IU basketball freshman forward Mackenzie Mgbako is knee deep in the learning curve early in the season.
To the surprise of many, the 6-foot-8 McDonald’s All-American is averaging just 17 minutes and 3.0 points per game through the first two contests.
Some miscues, especially on the defensive end, have led to Mgbako not having a significant role in the second halves of Indiana’s games thus far.
Below we take a look and what’s working and what isn’t for the New Jersey product.
RUNNING ACTIONS FOR MGBAKO
Let’s start with something positive.
Mgbako appears most comfortable on the basketball court shooting jump shots, and he gives IU something they haven’t had in a while — a player who is competent shooting the ball coming off screens.
In the first game against Florida Gulf Coast, you can see Mgbako take his man through a pair of baseline pin down screens and emerge on the wing for the jumper. At 6-foot-8 with a high release, this is a difficult shot to defend, and Mgbako looks like a natural.

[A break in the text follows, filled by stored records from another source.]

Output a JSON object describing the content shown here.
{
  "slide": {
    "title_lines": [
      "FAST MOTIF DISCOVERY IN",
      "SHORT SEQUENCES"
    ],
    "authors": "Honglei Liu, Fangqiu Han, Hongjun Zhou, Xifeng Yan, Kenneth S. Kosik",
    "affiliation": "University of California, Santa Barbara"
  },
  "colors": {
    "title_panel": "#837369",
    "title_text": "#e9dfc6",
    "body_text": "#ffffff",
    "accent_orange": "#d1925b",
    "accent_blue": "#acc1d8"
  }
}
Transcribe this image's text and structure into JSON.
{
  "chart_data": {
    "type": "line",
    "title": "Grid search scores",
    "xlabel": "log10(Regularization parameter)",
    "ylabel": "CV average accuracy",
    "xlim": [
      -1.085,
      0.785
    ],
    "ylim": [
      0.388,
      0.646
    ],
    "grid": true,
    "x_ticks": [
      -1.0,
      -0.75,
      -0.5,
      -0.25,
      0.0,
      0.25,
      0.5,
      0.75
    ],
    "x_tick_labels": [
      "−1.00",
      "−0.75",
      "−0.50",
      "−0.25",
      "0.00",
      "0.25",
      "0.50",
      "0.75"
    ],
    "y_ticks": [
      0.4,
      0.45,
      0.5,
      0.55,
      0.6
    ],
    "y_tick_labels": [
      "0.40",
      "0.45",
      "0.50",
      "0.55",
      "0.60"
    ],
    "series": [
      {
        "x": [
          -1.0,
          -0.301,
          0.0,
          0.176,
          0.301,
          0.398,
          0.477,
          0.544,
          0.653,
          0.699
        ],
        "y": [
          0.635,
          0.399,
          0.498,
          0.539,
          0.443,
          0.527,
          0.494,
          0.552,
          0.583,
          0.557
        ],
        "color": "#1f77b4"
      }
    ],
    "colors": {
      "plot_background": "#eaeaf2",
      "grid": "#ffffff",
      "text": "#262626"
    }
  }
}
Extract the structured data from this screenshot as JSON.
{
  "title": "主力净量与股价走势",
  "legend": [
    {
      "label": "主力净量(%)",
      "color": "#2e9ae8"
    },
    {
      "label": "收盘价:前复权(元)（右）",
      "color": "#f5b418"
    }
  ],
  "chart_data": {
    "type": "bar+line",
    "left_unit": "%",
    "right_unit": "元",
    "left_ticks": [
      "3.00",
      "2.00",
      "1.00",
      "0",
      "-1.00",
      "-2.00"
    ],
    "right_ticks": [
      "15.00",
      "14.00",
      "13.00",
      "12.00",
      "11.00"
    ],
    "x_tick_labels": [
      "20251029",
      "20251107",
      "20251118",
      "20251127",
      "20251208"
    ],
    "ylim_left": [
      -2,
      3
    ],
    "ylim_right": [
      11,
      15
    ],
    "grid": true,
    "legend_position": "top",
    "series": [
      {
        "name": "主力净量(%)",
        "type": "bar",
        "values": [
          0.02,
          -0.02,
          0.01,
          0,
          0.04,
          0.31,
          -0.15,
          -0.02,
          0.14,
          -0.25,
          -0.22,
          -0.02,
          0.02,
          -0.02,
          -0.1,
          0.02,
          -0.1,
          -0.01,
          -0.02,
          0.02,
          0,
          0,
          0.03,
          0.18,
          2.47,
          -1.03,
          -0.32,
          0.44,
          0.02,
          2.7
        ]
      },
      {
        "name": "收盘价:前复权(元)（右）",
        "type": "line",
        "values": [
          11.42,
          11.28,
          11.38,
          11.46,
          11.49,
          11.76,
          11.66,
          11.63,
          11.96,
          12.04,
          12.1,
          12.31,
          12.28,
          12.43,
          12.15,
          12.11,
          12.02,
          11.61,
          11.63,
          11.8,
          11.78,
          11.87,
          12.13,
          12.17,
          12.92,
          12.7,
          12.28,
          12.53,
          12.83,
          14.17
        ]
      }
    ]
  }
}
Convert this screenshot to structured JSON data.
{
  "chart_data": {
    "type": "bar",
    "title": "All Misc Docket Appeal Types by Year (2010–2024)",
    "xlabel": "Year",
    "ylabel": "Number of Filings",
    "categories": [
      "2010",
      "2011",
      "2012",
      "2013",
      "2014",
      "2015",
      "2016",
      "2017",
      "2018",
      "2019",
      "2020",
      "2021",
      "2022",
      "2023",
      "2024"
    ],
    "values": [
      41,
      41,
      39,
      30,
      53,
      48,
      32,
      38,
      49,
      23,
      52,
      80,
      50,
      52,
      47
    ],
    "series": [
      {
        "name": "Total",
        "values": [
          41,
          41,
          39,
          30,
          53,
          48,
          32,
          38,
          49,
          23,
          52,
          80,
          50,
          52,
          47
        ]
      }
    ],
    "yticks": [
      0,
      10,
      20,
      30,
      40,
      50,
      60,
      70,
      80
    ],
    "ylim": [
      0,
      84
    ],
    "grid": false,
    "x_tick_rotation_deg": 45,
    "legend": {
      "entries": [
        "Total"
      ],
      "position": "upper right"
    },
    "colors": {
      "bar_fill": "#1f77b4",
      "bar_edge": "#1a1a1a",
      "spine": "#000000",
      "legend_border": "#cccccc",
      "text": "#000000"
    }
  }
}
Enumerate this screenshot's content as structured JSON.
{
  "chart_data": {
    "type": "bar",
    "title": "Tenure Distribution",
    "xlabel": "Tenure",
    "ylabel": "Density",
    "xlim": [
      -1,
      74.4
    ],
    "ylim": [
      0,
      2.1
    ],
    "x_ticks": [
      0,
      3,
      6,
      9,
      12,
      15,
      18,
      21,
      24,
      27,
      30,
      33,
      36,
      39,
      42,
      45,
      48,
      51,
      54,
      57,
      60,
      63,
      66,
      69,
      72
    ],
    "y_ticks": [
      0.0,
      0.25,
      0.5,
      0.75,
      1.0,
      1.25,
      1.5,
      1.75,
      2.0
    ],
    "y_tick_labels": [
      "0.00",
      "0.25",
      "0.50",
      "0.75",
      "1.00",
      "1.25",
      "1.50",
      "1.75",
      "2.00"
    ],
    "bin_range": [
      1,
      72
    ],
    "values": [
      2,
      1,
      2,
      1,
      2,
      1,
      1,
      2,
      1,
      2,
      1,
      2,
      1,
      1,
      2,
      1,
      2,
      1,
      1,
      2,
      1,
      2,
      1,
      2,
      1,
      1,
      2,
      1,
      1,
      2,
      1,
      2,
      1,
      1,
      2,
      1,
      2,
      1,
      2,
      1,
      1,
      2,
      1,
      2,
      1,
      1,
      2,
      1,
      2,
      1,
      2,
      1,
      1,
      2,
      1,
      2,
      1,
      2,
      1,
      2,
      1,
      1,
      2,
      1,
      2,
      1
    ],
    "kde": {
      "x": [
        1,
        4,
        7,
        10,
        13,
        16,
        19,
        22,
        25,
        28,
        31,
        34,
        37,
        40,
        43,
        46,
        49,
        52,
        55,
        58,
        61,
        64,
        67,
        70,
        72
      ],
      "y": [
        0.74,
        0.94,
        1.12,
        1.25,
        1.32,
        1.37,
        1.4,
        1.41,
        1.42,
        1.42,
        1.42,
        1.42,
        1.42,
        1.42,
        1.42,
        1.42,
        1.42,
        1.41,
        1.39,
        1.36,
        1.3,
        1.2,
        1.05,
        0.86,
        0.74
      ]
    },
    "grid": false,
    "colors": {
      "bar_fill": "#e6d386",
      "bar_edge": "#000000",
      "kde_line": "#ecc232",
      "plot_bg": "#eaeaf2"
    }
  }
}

Indiana ran the exact same play against Army, and they got the exact same result.
So here’s the question — why isn’t the coaching staff running a lot more actions that get Mgbako shots coming off screens?
Mgbako looks equally confident in catch and shoot situations. And IU should be able to get him plenty of these looks either via kick-outs from the post or off of dribble drives by the guards.
Mgbako does a good job of finding open space here, although you’d like to see him spot up behind the arc.
Because Mgbako looks so comfortable shooting jumpers, the scout on him is likely to quickly become forcing him to put the ball on the floor and drive.
So far he’s appeared far less comfortable on the bounce. Mgbako hasn’t shown much ability to finish with his off hand, and he doesn’t have elite burst when attacking. That has led to some difficult shots at the rim like this one.
If he were matched up with fours rather than threes he might have more of an advantage when driving the ball.
Here’s an example of what Mgbako will likely see more and more of. This is a difficult shot against an aggressive close-out. Until he shows more as a difficult shot-maker, the proper read here was likely to attack with the dribble.
One more look at the offensive end — this is a typical freshman mistake, and something easily correctible.
Rather than using a pass fake, Mgbako attempts to throw the ball inbounds over the arms of a defender. It gets tipped and results in a turnover. He’ll need to recognize there are things like this he can’t get away with at this level.
If there’s a headline issue that Mgbako is struggling with right now, it’s defensive awareness.
Here you can watch him completely lose track of his man and end up guarding no one. This possession might be the most egregious example, but we’ve seen this on multiple occasions.
In this example Mgbako doesn’t appear to know whether he should rotate to a shooter, and IU ends up with two players closing out.
At the end of the play, Mgbako doesn’t aggressively block out his man, who ends up getting a hand on the ball.
The overarching themes are Mgbako appears unsure, is thinking rather than reacting instinctively, and he isn’t playing with his head on a swivel. All of that makes it appear he lacks of focus and intensity.
CASUAL CLOSE OUT
Here’s something else we’ve seen on more than one occasion — Mgbako doesn’t aggressively close-out on an open 3-point shooter.
On both examples below, this just appears to be a freshman who doesn’t understand the requisite amount of intensity he needs to be playing with. Although again, some of this is just thinking rather than playing instinctively.
In this next instance Mgbako helps on Malik Reneau’s man when Reneau really wasn’t beat, and in so doing leaves one of FGCU’s best shooters open. The scouting report on 55 was almost certainly “don’t leave.”
In this example Mgbako is the last line of defense at the rim and needs to either make an aggressive play on the ball or take a charge. Instead, he ends up with the matador approach.
ON BALL DEFENSE
Most of Mgbako’s problems on the defensive end have come when he’s not guarding the ball. He has has shown more promise as an on ball defender.
In this first video Mgbako gets turned around and loses his assignment for a moment, but he shows good ability to both close out under control and recover and block a jump shot. It takes a high degree of athleticism to pull this off, and Mgbako can probably be a pretty impactful defender on opposing power forwards.
Here Mgbako needs to fight through a screen more aggressively, but his athleticism flashes again as he recovers, leads his man down the slot, and straight into the shot blocker.
This was one of Mgbako’s better defensive possessions.
He’s up tight on his man, in a good defensive stance, takes away the 3-point shot, stays in front of the dribble drive, and blocks the shot.
Here he’s guarding 6-foot-7 forward Zach Anderson. Mgbako will likely be much more effective in these scenarios on the ball, rather than we he gets switched onto shifty guards.